A similar point is the nature of the surge in demand after the crisis, especially the boom in the purchase of durable consumer goods. This is probably because many people are nervous about eating out or other services. The surge in demand for durable goods is reflected in the demand for industrial inputs, and it is also reflected in the demand for transportation in the global extended supply chain. In fact, Capital Economics chief economist Neil Schilling asserted that the real situation “is how the supply chain is performing in light of the huge shift in demand to commodities.”

However, as time goes by, special factors become less and less credible, and concerns about inflation will become more entrenched. With fiscal policy now tightening, even in the United States, the burden of macroeconomic stability falls on the central bank, especially the Federal Reserve. However, there is no macroeconomic case that does not implement Biden’s “rebuild better” plan. Furman believes that “in the medium and long term, this will have minimal impact on inflation” and there are many benefits.

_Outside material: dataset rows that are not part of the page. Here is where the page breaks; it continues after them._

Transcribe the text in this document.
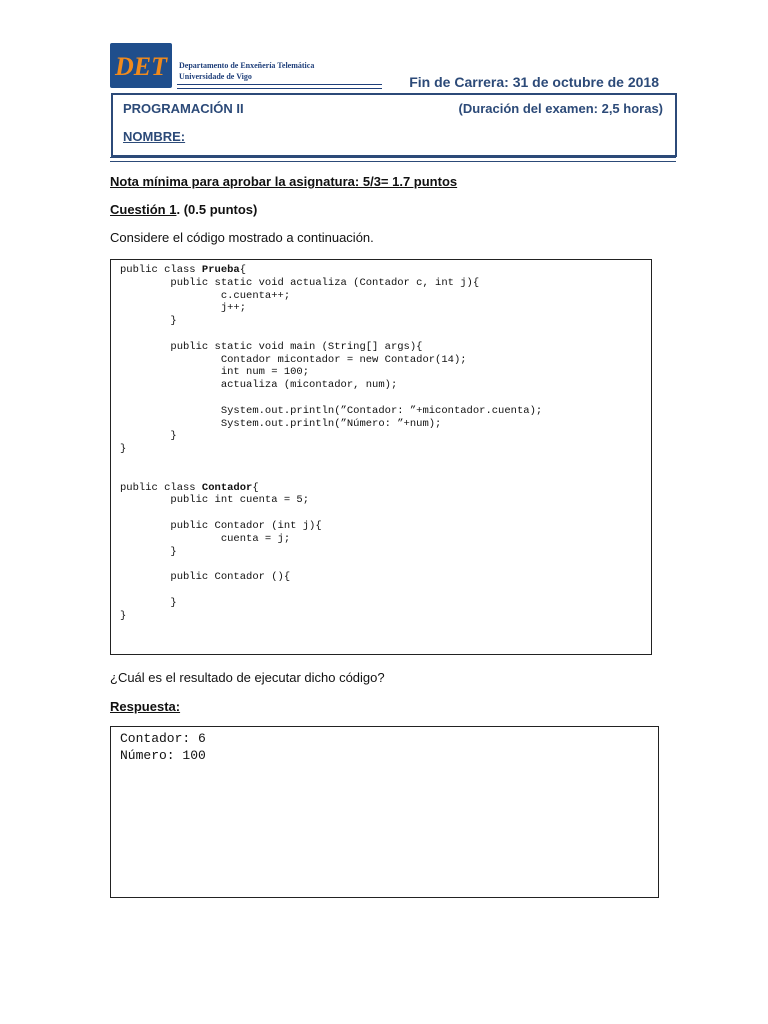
DET Departamento de Enxeñería Telemática
Universidade de Vigo	Fin de Carrera: 31 de octubre de 2018
PROGRAMACIÓN II	(Duración del examen: 2,5 horas)
NOMBRE:
Nota mínima para aprobar la asignatura: 5/3= 1.7 puntos
Cuestión 1. (0.5 puntos)
Considere el código mostrado a continuación.
public class Prueba{
public static void actualiza (Contador c, int j){
c.cuenta++;
j++;
}

public static void main (String[] args){
Contador micontador = new Contador(14);
int num = 100;
actualiza (micontador, num);

System.out.println(”Contador: ”+micontador.cuenta);
System.out.println(”Número: ”+num);
}
}

public class Contador{
public int cuenta = 5;

public Contador (int j){
cuenta = j;
}

public Contador (){

}
}
¿Cuál es el resultado de ejecutar dicho código?
Respuesta:
Contador: 6
Número: 100
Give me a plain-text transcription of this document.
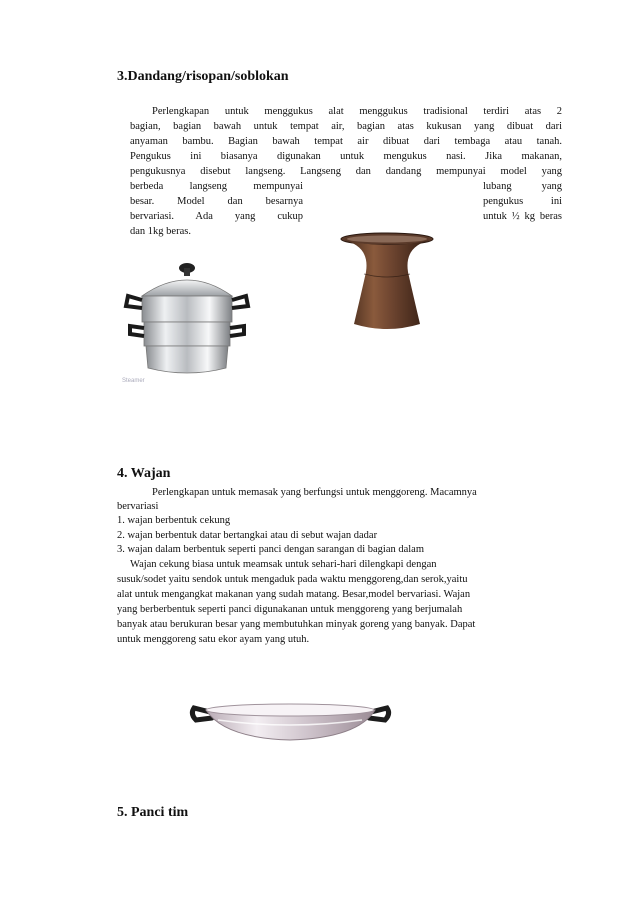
3.Dandang/risopan/soblokan
Perlengkapan untuk menggukus alat menggukus tradisional terdiri atas 2
bagian, bagian bawah untuk tempat air, bagian atas kukusan yang dibuat dari
anyaman bambu. Bagian bawah tempat air dibuat dari tembaga atau tanah.
Pengukus ini biasanya digunakan untuk mengukus nasi. Jika makanan,
pengukusnya disebut langseng. Langseng dan dandang mempunyai model yang
berbeda langseng mempunyai
besar. Model dan besarnya
bervariasi. Ada yang cukup
dan 1kg beras.
lubang yang
pengukus ini
untuk ½ kg beras
Steamer
4. Wajan

Perlengkapan untuk memasak yang berfungsi untuk menggoreng. Macamnya

bervariasi

1. wajan berbentuk cekung

2. wajan berbentuk datar bertangkai atau di sebut wajan dadar

3. wajan dalam berbentuk seperti panci dengan sarangan di bagian dalam

Wajan cekung biasa untuk meamsak untuk sehari-hari dilengkapi dengan

susuk/sodet yaitu sendok untuk mengaduk pada waktu menggoreng,dan serok,yaitu

alat untuk mengangkat makanan yang sudah matang. Besar,model bervariasi. Wajan

yang berberbentuk seperti panci digunakanan untuk menggoreng yang berjumalah

banyak atau berukuran besar yang membutuhkan minyak goreng yang banyak. Dapat

untuk menggoreng satu ekor ayam yang utuh.

5. Panci tim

Line chart of EU gas storage usage, the average monthly filling level percentage (%) shows that the level of natural gas in European gas storage in 2021 is lower than normal

All large central banks are still largely locked in the policy environment launched in March 2020, which was the peak of the panic caused by the new crown virus. In the United States, this seems very inappropriate.After all, inflation is rising so fast that real short-term interest rates are close to reduce 5%, even at the core inflation rate. It is difficult to understand why this is happening now. The problem today is supply, not demand. The Fed can do nothing about this.

Probably because the Fed has shifted to target average inflation and therefore delayed obvious normalization measures. However, in my opinion, the world’s leading central bank should respond to its past failures by deliberately making the opposite error in the future, which has never made sense, and William Bout also elaborated on this point. This just adds new uncertainties.

The line chart of actual personal consumption expenditure in the United States (February 2020 = 100) shows that durable goods consumption has soared after the Covid crisis

Another reason for the delay may be the belief that the “hot” economic operation will bring huge social benefits and limited costs. This is a good argument for maintaining demand. But if the rapid rise in inflation is not dealt with, this is a risky argument. The danger is that the results may continue to be worse than expected. Then the Fed will be forced to catch up. The cost of doing so will greatly exceed the cost of adjusting its ultra-loose policy now.

I very much hope that this inflation will disappear. But hope is not enough. The current policy settings look inappropriate. The Fed needs a new senior management, ready to stand up and think about the actual situation of the United States and the world economy. Turning to currency sobriety faster now can prevent having to cold turkey in the future.